Oysa ben bu aralar, sık sık, hafıza yitirmeleri yaşıyorum. Onları da yitirsem ne kaybederim acaba?
Bence bir şeycik olmaz. Evet!
Ya bak,
Boşuna sitem ediyorsun. Kendi kendini üzmekten öteye geçiyor musun? Yooo, ne münasebet!
Kimsenin umru değil işte. Salla be kızım sen de, hep dersin ya =) Sallaaaaa!!!
Anlıyorum ki, hayat kendimizi bozmaya değmiyor. Kimsenin elinde sihirli değnek yok. Çocukken hayalini kurduğum, duvarda bir noktaya dokununca açılacak olan sihirli kapı day ok. Aaaa bak neyi hatırladım; önceleri açılan o kapının çikolata dünyasına geçiş yapacağını düşünürdüm. İki – üç yıl sonra ise paraların çıkacağı bir kapı oluvermişti o aralık. Eeee ihtiyaçlar değişince hayaller de değişiyor yanii.
Hayat kendimizi bozmaya değmiyor işte. Biz ne kadar çabalarsak çabalayalım, birileri kendi bildiğini okumaya devam ediyor. Onlar o şekilde okuyup çabalarken –tam tersi de olabilir- kaçırdıklarımıza üzülen bizler yarı yolda kalıveriyoruz.

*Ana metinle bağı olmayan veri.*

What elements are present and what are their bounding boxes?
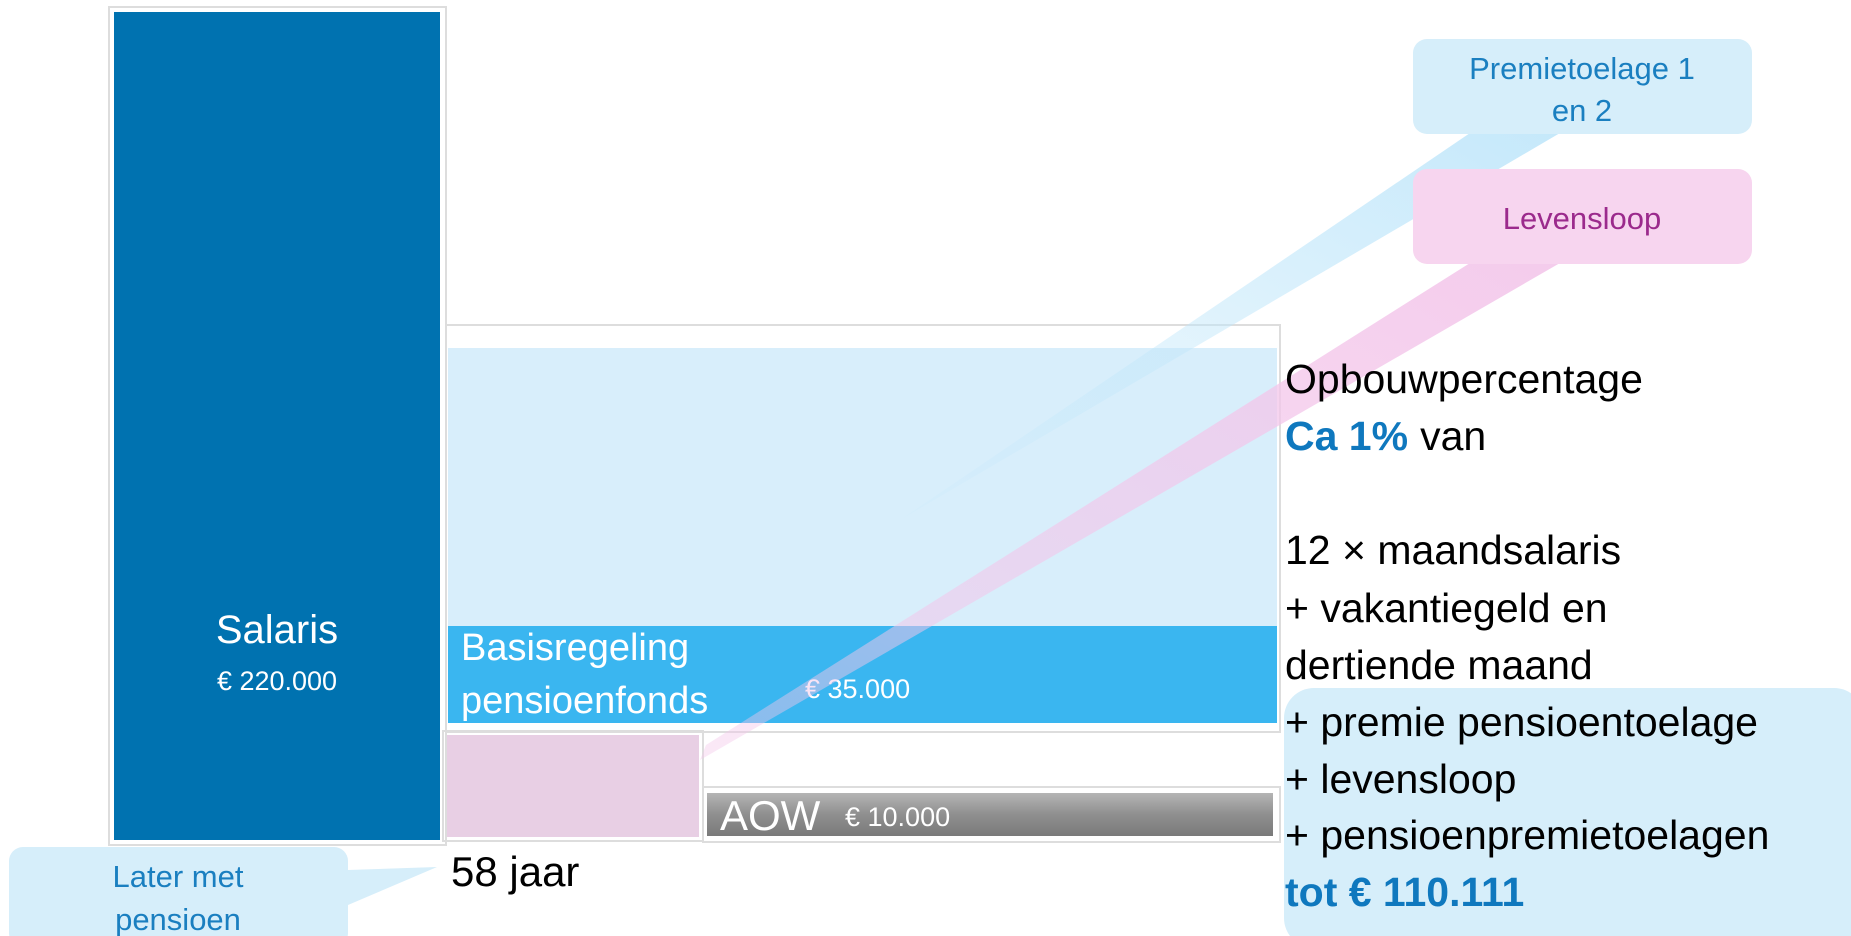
explanation-line: + vakantiegeld en	[1285, 585, 1608, 631]
explanation-line: 12 × maandsalaris	[1285, 527, 1621, 573]
basisregeling-bar	[448, 626, 1277, 723]
later-callout-text: Later met	[113, 859, 244, 894]
premie-beam	[900, 133, 1560, 520]
explanation-after: van	[1420, 413, 1486, 459]
explanation-rate: Ca 1% van	[1285, 413, 1486, 459]
levensloop-beam	[700, 263, 1560, 760]
explanation-line: + pensioenpremietoelagen	[1285, 812, 1769, 858]
levensloop-callout	[1413, 169, 1752, 264]
salaris-label: Salaris	[216, 608, 338, 652]
premie-callout-text: en 2	[1552, 93, 1612, 128]
aow-bar	[707, 793, 1273, 836]
aow-label: AOW	[720, 792, 821, 839]
premie-callout	[1413, 39, 1752, 134]
explanation-line: dertiende maand	[1285, 642, 1593, 688]
total-box	[1284, 688, 1851, 936]
later-callout-text: pensioen	[115, 902, 241, 936]
basisregeling-label: Basisregeling	[461, 627, 689, 669]
aow-amount: € 10.000	[845, 802, 950, 832]
explanation-line: + premie pensioentoelage	[1285, 699, 1758, 745]
explanation-heading: Opbouwpercentage	[1285, 356, 1643, 402]
aow-frame	[702, 786, 1281, 843]
premie-callout-text: Premietoelage 1	[1469, 51, 1695, 86]
salaris-bar	[114, 12, 440, 840]
age-label: 58 jaar	[451, 848, 579, 895]
explanation-highlight: Ca 1%	[1285, 413, 1408, 459]
pension-frame	[445, 324, 1281, 733]
later-callout	[9, 847, 348, 936]
salaris-amount: € 220.000	[217, 666, 337, 696]
basisregeling-label: pensioenfonds	[461, 680, 708, 722]
explanation-total: tot € 110.111	[1285, 869, 1524, 915]
levensloop-callout-text: Levensloop	[1503, 201, 1662, 236]
levensloop-block	[447, 735, 699, 837]
explanation-line: + levensloop	[1285, 756, 1516, 802]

En son ne demiştim? Sitem etmeyeceksin, ruhuna yazık be güzel kardeşim!!! Ama ben de seni azıcık tanıyorsam, bütün bu dediklerime inat, yine bildiğini okuyacaksın. Yanlış anlaşılsan da "iyi" olacaksın, sonra da "ama neden" diyerek sitemde bulunacaksın.
Cıkkk, yapma!
Kanına girdiğim tüm kadınlar,
Bedeninden çekildiğim tüm erkekler..
Diş izlerimin kanattığı kollarım..
Acı çekiyorum diye nereyi imzalamam gerekiyordu?